Keep it thin — what does not belong in the gateway

The gateway’s value comes from being boring. The failure mode is letting it accumulate responsibilities until it becomes a second application nobody understands. Things that belong outside it:

  • Prompt construction and business logic. The gateway routes a request; it does not decide what to ask. Grounding, templating, and domain rules live in your feature code.
  • Per-feature behavior. If the gateway starts branching on which feature is calling, you have leaked your application into your infrastructure.
  • Caching of meaningful results. Tempting, but cache invalidation for model output is a feature-level decision, not a routing one.

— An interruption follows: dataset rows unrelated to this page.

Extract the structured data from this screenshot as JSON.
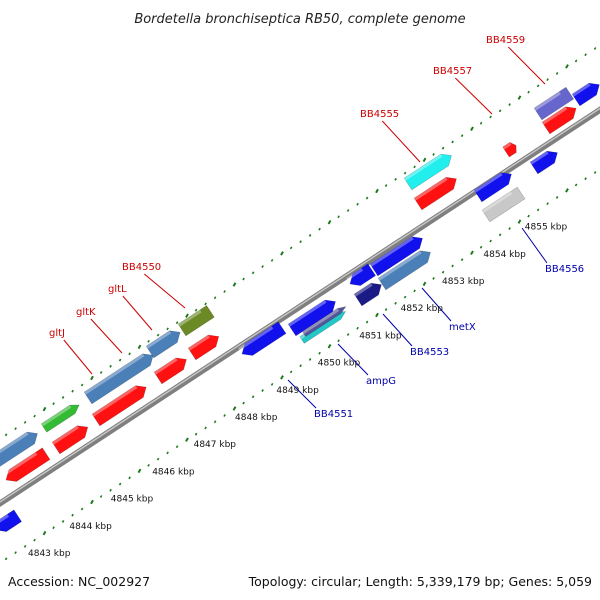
{
  "title": "Bordetella bronchiseptica RB50, complete genome",
  "footer": {
    "accession": "Accession: NC_002927",
    "summary": "Topology: circular; Length: 5,339,179 bp; Genes: 5,059"
  },
  "colors": {
    "backbone": "#8a8a8a",
    "ticks": "#1a7a1a",
    "top_label": "#cc0000",
    "bottom_label": "#0000aa"
  },
  "scale_labels": [
    "4843 kbp",
    "4844 kbp",
    "4845 kbp",
    "4846 kbp",
    "4847 kbp",
    "4848 kbp",
    "4849 kbp",
    "4850 kbp",
    "4851 kbp",
    "4852 kbp",
    "4853 kbp",
    "4854 kbp",
    "4855 kbp"
  ],
  "top_labels": [
    {
      "text": "gltJ"
    },
    {
      "text": "gltK"
    },
    {
      "text": "gltL"
    },
    {
      "text": "BB4550"
    },
    {
      "text": "BB4555"
    },
    {
      "text": "BB4557"
    },
    {
      "text": "BB4559"
    }
  ],
  "bottom_labels": [
    {
      "text": "BB4551"
    },
    {
      "text": "ampG"
    },
    {
      "text": "BB4553"
    },
    {
      "text": "metX"
    },
    {
      "text": "BB4556"
    }
  ]
}
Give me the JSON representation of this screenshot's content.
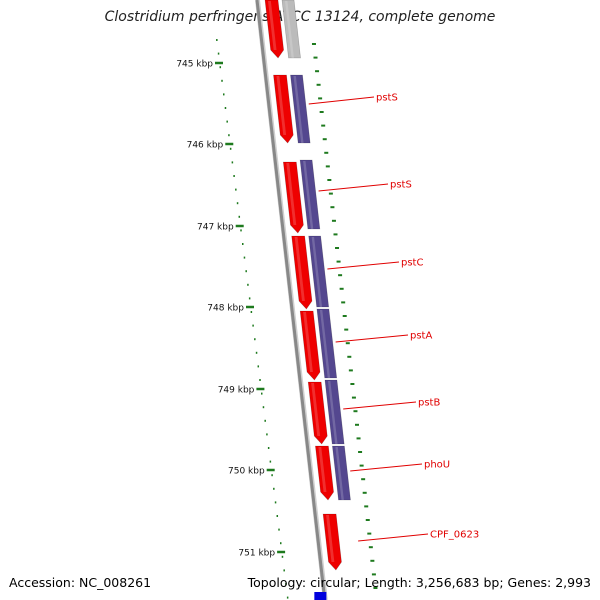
{
  "title": "Clostridium perfringens ATCC 13124, complete genome",
  "accession": "Accession: NC_008261",
  "topology": "Topology: circular; Length: 3,256,683 bp; Genes: 2,993",
  "scale_ticks": [
    {
      "kbp": 745,
      "label": "745 kbp"
    },
    {
      "kbp": 746,
      "label": "746 kbp"
    },
    {
      "kbp": 747,
      "label": "747 kbp"
    },
    {
      "kbp": 748,
      "label": "748 kbp"
    },
    {
      "kbp": 749,
      "label": "749 kbp"
    },
    {
      "kbp": 750,
      "label": "750 kbp"
    },
    {
      "kbp": 751,
      "label": "751 kbp"
    }
  ],
  "gene_labels": [
    {
      "name": "pstS"
    },
    {
      "name": "pstS"
    },
    {
      "name": "pstC"
    },
    {
      "name": "pstA"
    },
    {
      "name": "pstB"
    },
    {
      "name": "phoU"
    },
    {
      "name": "CPF_0623"
    }
  ],
  "colors": {
    "forward_gene": "#ee0000",
    "cds_feature": "#54478f",
    "grey_feature": "#bbbbbb",
    "scale": "#1e7a1e",
    "label_line": "#e00000",
    "backbone": "#888888",
    "marker": "#0000dd"
  }
}
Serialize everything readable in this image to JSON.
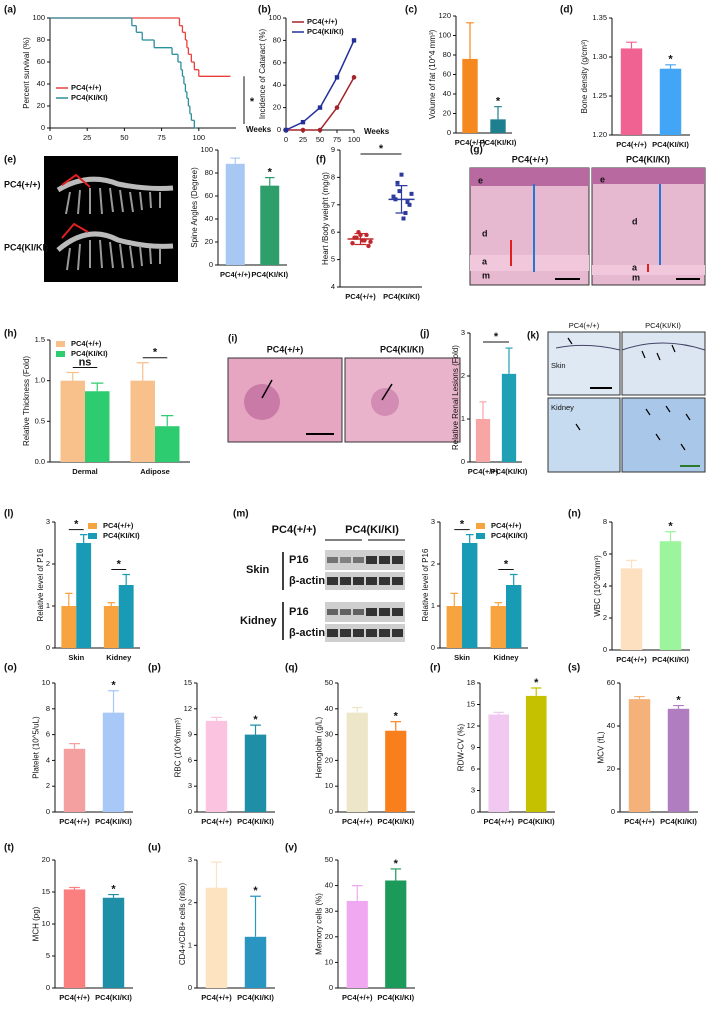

Route, log, fail over, meter. Nothing else. A gateway that thinks is a gateway that becomes the new single point of failure for real.

The shape

your appfeatures · services
gateway • model = config
• fallback & retries
• cost & rate limits
• prompt/response logging
provider A
primary
provider B
fallback on 5xx
One chokepoint every model call passes through. The model becomes a config value; fallback, cost, limits and logging live in the thin layer in the middle — not scattered across call sites.

Whether you run a hosted router or a few hundred lines of your own, the architectural point is the same: one chokepoint that every model call passes through. Direct provider calls feel faster on day one. By the time you are running real traffic, the gateway is the difference between changing a config value and shipping a release to do the same thing.

Start direct to learn. Put the gateway in before you depend on it — which is sooner than it feels.